Paul: When you are getting old, change is always the last thing you had in mind. So it is unlikely I would pursue other genres. I have done macro, wedding, portraiture, landscape, sports in the past and I must say nothing is more additive and challenging than bird photography.

But now I am getting the kick of blogging. Attached a few pictures of scenery and gave a short story makes the whole thing a lot more interesting and everything just comes alive. At least this works for me. Now I spend much time reading other blogs on nature and birds than browsing through forum viewing pictures of birds. I totally enjoy reading them and have learnt much about birds from them.

NPX: While pursuing your hobby, what is your most memorable moment to date?

Paul: It has to be the “half-headed-blood-dripping” monkey and the Barred-eagle Owl’s story. When Harry and his wife told me about the owl on my arrival in Pant, I told them I have seen enough Owls, then his wife said in excitement “Got monkey leh!!” I almost broke into laughter, and replied that I would proceed to go to the bunker trail, just when I was about to leave, she almost screamed in disbelief” PAUL! the owl is eating the monkey on that tree now, now…!!”
Thanks to them, those shots are priceless and memorable I must say.

NPX: What are the challenges you’ve faced

Paul: Photographing birds in general is not that difficult with today’s advanced technology in photography equipment, it is finding them to shoot with proper natural lighting is tough and challenging, as you know I am still new in this field so I find it quite a challenge, especially I am so used to birding alone nowadays. The more you understand about them, the easier it is to get a good shot. With the FX now, I am learning how to approach them close without scaring them. You would be really surprise to hear that most species could be approached within 10’ as along as you don’t start firing on first contact unless they are hyper active like Nuthatches and babblers or super rare species like the BBKF.

NPX: Please share with us a couple of your favorite images accumulated over the years.
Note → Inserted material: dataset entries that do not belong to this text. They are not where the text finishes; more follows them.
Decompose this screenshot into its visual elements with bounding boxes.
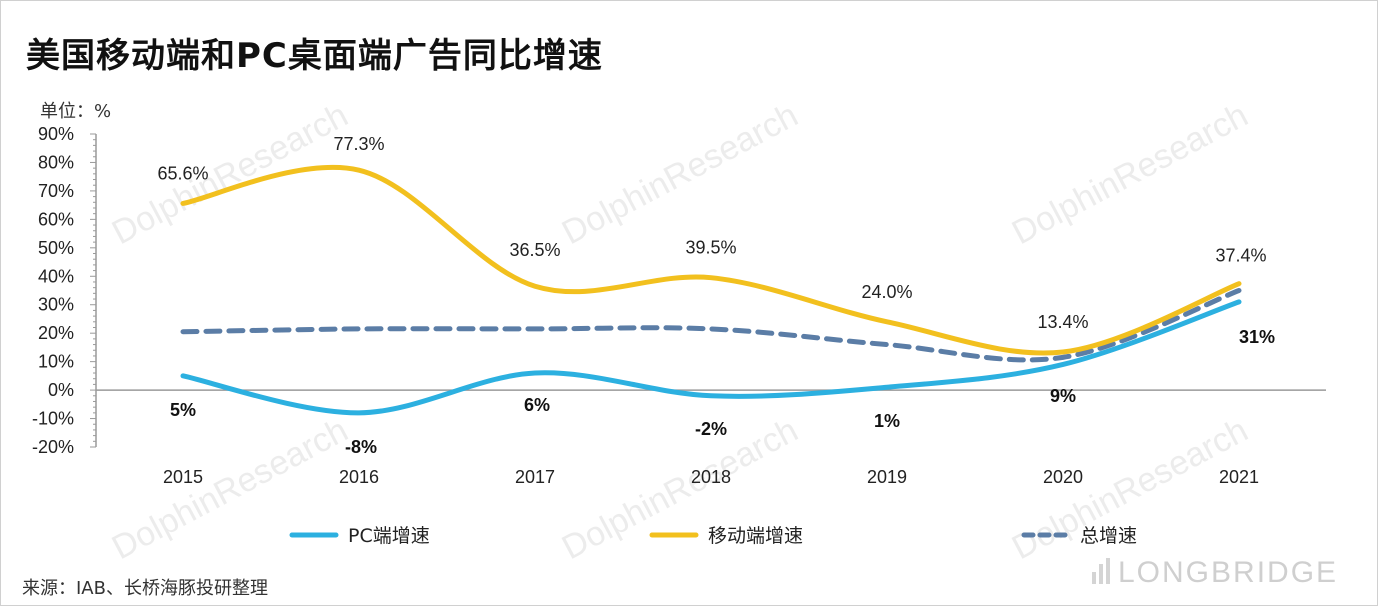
- x-tick-label: 2016: [339, 467, 379, 487]
- mobile-data-label: 77.3%: [333, 134, 384, 154]
- y-tick-label: 30%: [38, 295, 74, 315]
- y-tick-label: 10%: [38, 352, 74, 372]
- watermark-text: DolphinResearch: [106, 96, 354, 252]
- pc-data-label: 31%: [1239, 327, 1275, 347]
- y-tick-label: 0%: [48, 380, 74, 400]
- data-labels: 65.6% 77.3% 36.5% 39.5% 24.0% 13.4% 37.4% 5% -8%…: [157, 134, 1275, 457]
- y-tick-label: 90%: [38, 124, 74, 144]
- y-tick-label: 60%: [38, 209, 74, 229]
- y-tick-label: 70%: [38, 181, 74, 201]
- y-tick-label: 40%: [38, 266, 74, 286]
- y-axis: 90% 80% 70% 60% 50% 40% 30% 20% 10% 0% -10% -20%: [32, 124, 97, 457]
- legend-label-pc: PC端增速: [348, 525, 430, 547]
- unit-label: 单位：%: [40, 101, 112, 122]
- x-tick-label: 2018: [691, 467, 731, 487]
- mobile-data-label: 39.5%: [685, 238, 736, 258]
- y-tick-label: -20%: [32, 437, 74, 457]
- watermark-text: DolphinResearch: [1006, 96, 1254, 252]
- series-line-pc: [180, 299, 1242, 416]
- source-note: 来源：IAB、长桥海豚投研整理: [22, 578, 268, 599]
- x-tick-label: 2019: [867, 467, 907, 487]
- legend: PC端增速 移动端增速 总增速: [289, 525, 1137, 547]
- y-tick-label: 80%: [38, 152, 74, 172]
- x-tick-label: 2017: [515, 467, 555, 487]
- y-tick-label: 20%: [38, 323, 74, 343]
- watermark-text: DolphinResearch: [556, 96, 804, 252]
- watermark-brand: LONGBRIDGE: [1118, 556, 1339, 589]
- legend-label-mobile: 移动端增速: [708, 525, 803, 547]
- pc-data-label: -8%: [345, 437, 377, 457]
- mobile-data-label: 37.4%: [1215, 246, 1266, 266]
- mobile-data-label: 24.0%: [861, 282, 912, 302]
- pc-data-label: 1%: [874, 411, 900, 431]
- watermark-text: DolphinResearch: [106, 411, 354, 567]
- pc-data-label: -2%: [695, 419, 727, 439]
- pc-data-label: 5%: [170, 400, 196, 420]
- y-tick-label: 50%: [38, 238, 74, 258]
- series-line-mobile: [180, 164, 1242, 356]
- x-tick-label: 2015: [163, 467, 203, 487]
- mobile-data-label: 13.4%: [1037, 312, 1088, 332]
- pc-data-label: 9%: [1050, 386, 1076, 406]
- x-axis: 2015 2016 2017 2018 2019 2020 2021: [96, 389, 1326, 487]
- series-line-total: [180, 288, 1242, 363]
- y-tick-label: -10%: [32, 409, 74, 429]
- x-tick-label: 2020: [1043, 467, 1083, 487]
- mobile-data-label: 36.5%: [509, 240, 560, 260]
- series-layer: [180, 164, 1242, 416]
- chart-title: 美国移动端和PC桌面端广告同比增速: [26, 36, 603, 76]
- x-tick-label: 2021: [1219, 467, 1259, 487]
- longbridge-logo-icon: [1092, 558, 1110, 584]
- pc-data-label: 6%: [524, 395, 550, 415]
- mobile-data-label: 65.6%: [157, 163, 208, 183]
- legend-label-total: 总增速: [1080, 525, 1137, 547]
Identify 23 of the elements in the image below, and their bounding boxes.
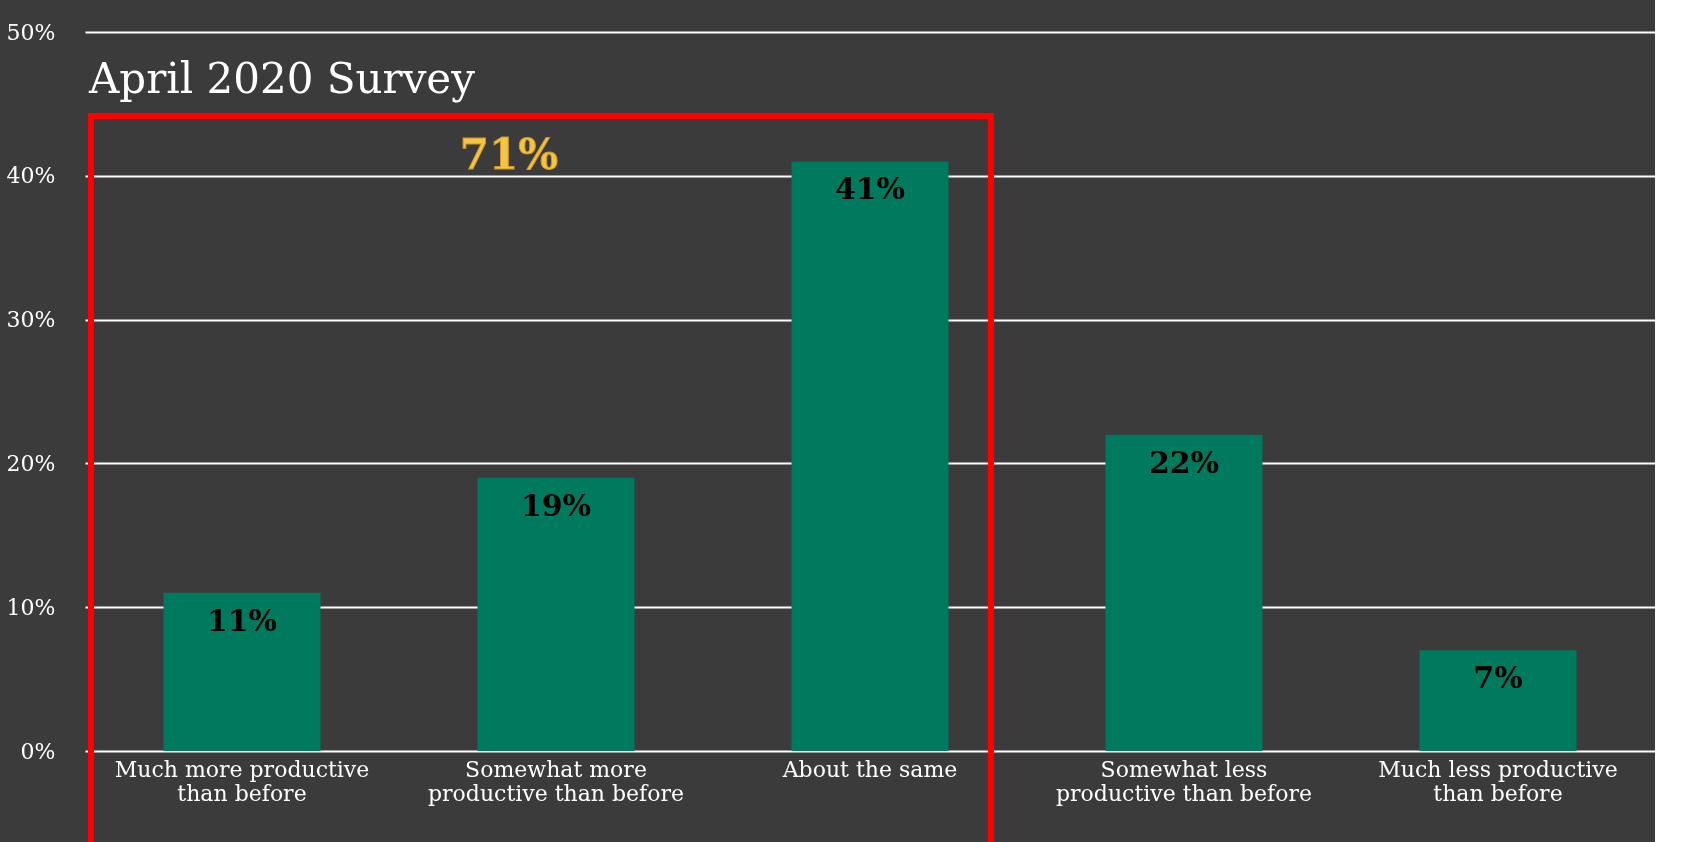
x-tick-label: Somewhat less productive than before xyxy=(1055,756,1313,806)
bar xyxy=(163,592,321,751)
y-tick-label: 20% xyxy=(6,450,56,476)
y-tick-label: 40% xyxy=(6,163,56,189)
annotation: 71% xyxy=(459,130,559,179)
y-tick-label: 50% xyxy=(6,19,56,45)
x-tick-label: Somewhat more productive than before xyxy=(427,756,685,806)
x-tick-label: Much more productive than before xyxy=(114,756,370,806)
y-tick-label: 30% xyxy=(6,307,56,333)
x-tick-label: Much less productive than before xyxy=(1378,756,1618,806)
data-label: 41% xyxy=(834,171,906,207)
text: April 2020 Survey xyxy=(88,54,476,103)
y-tick-label: 0% xyxy=(20,738,56,764)
data-label: 22% xyxy=(1148,444,1220,480)
bar xyxy=(477,477,635,751)
data-label: 7% xyxy=(1473,660,1523,696)
bar xyxy=(1419,650,1577,751)
y-tick-label: 10% xyxy=(6,594,56,620)
x-tick-label: About the same xyxy=(781,756,958,782)
data-label: 19% xyxy=(520,487,592,523)
bar xyxy=(791,161,949,751)
bar xyxy=(1105,434,1263,751)
data-label: 11% xyxy=(206,602,278,638)
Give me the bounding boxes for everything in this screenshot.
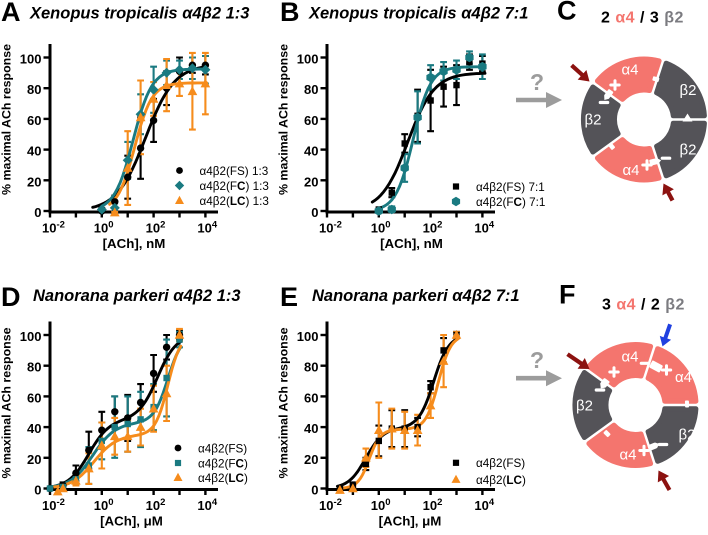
svg-text:% maximal ACh response: % maximal ACh response: [276, 327, 290, 478]
svg-text:3 α4 / 2 β2: 3 α4 / 2 β2: [602, 297, 685, 314]
svg-text:80: 80: [304, 360, 318, 375]
svg-text:Nanorana parkeri α4β2 7:1: Nanorana parkeri α4β2 7:1: [312, 287, 520, 305]
svg-text:β2: β2: [680, 142, 697, 159]
svg-text:60: 60: [27, 113, 41, 128]
svg-text:[ACh], nM: [ACh], nM: [380, 236, 443, 251]
svg-text:α4β2(LC): α4β2(LC): [198, 472, 248, 485]
svg-text:?: ?: [530, 347, 544, 373]
svg-text:100: 100: [297, 329, 319, 344]
svg-text:D: D: [1, 282, 21, 312]
svg-text:α4: α4: [675, 369, 692, 386]
svg-text:B: B: [280, 0, 300, 27]
svg-text:[ACh], μM: [ACh], μM: [100, 514, 163, 529]
svg-text:α4β2(FS) 1:3: α4β2(FS) 1:3: [200, 165, 269, 178]
svg-text:β2: β2: [680, 82, 697, 99]
svg-text:60: 60: [304, 113, 318, 128]
svg-text:40: 40: [27, 144, 41, 159]
svg-text:20: 20: [304, 174, 318, 189]
svg-text:α4β2(FC) 7:1: α4β2(FC) 7:1: [476, 196, 545, 209]
svg-text:100: 100: [297, 52, 319, 67]
svg-text:[ACh], μM: [ACh], μM: [379, 514, 442, 529]
svg-text:40: 40: [27, 421, 41, 436]
svg-text:E: E: [280, 282, 298, 312]
svg-text:β2: β2: [585, 112, 602, 129]
svg-text:[ACh], nM: [ACh], nM: [103, 236, 166, 251]
svg-text:α4: α4: [621, 349, 638, 366]
svg-text:β2: β2: [679, 427, 696, 444]
svg-text:Nanorana parkeri α4β2 1:3: Nanorana parkeri α4β2 1:3: [33, 287, 241, 305]
svg-text:C: C: [557, 0, 577, 26]
svg-text:α4β2(FC): α4β2(FC): [198, 457, 248, 470]
svg-text:Xenopus tropicalis α4β2 7:1: Xenopus tropicalis α4β2 7:1: [308, 5, 528, 23]
svg-text:α4β2(LC) 1:3: α4β2(LC) 1:3: [200, 195, 269, 208]
svg-text:Xenopus tropicalis α4β2 1:3: Xenopus tropicalis α4β2 1:3: [29, 5, 249, 23]
svg-text:20: 20: [27, 452, 41, 467]
svg-text:20: 20: [304, 452, 318, 467]
svg-text:F: F: [559, 280, 576, 310]
svg-text:% maximal ACh response: % maximal ACh response: [276, 44, 290, 195]
svg-text:80: 80: [304, 82, 318, 97]
svg-text:α4: α4: [622, 162, 639, 179]
svg-text:100: 100: [20, 52, 42, 67]
svg-text:60: 60: [304, 390, 318, 405]
svg-text:% maximal ACh response: % maximal ACh response: [0, 44, 13, 195]
svg-text:60: 60: [27, 390, 41, 405]
svg-text:α4β2(FS): α4β2(FS): [198, 442, 247, 455]
svg-text:?: ?: [530, 69, 544, 95]
svg-text:β2: β2: [576, 398, 593, 415]
svg-text:0: 0: [34, 483, 41, 498]
svg-text:80: 80: [27, 82, 41, 97]
svg-text:A: A: [1, 0, 21, 27]
svg-text:80: 80: [27, 360, 41, 375]
svg-text:40: 40: [304, 421, 318, 436]
svg-text:α4: α4: [619, 447, 636, 464]
svg-text:100: 100: [20, 329, 42, 344]
svg-text:α4β2(LC): α4β2(LC): [476, 474, 526, 487]
svg-text:α4: α4: [621, 62, 638, 79]
svg-text:α4β2(FS): α4β2(FS): [476, 457, 525, 470]
svg-text:α4β2(FS) 7:1: α4β2(FS) 7:1: [476, 181, 545, 194]
svg-text:0: 0: [311, 205, 318, 220]
svg-text:0: 0: [34, 205, 41, 220]
svg-text:% maximal ACh response: % maximal ACh response: [0, 327, 13, 478]
svg-text:2 α4 / 3 β2: 2 α4 / 3 β2: [601, 10, 684, 27]
svg-text:α4β2(FC) 1:3: α4β2(FC) 1:3: [200, 180, 269, 193]
svg-text:40: 40: [304, 144, 318, 159]
svg-text:0: 0: [311, 483, 318, 498]
svg-text:20: 20: [27, 174, 41, 189]
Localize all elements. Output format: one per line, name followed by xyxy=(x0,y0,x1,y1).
Please describe to us why you like these images.

Paul: Monkey and owl

Black & Yellow Broadbill was singing inches above my head and took me more than 10mins to locate it!

Black & Red Broadbills, I spent hours walking around them without eye contact and eventually I was able to get close to them and shoot for an hour.

Spent almost 3-4 times a week over 2months with the juvenile CHE

Blyth’s Hawk-eagle, waited inside car almost 2hours due to foggy weather and finally able to get some decent pictures with low ISO.

Fledging of the Malaysian Hawk Cuckoo – my very first witness on fledging.

Nesting of the SRT, something I would never have dreamt of shooting!

NPX: Thanks for your time!

Wait, Ender said I would be paid S$50-00 for the interview right?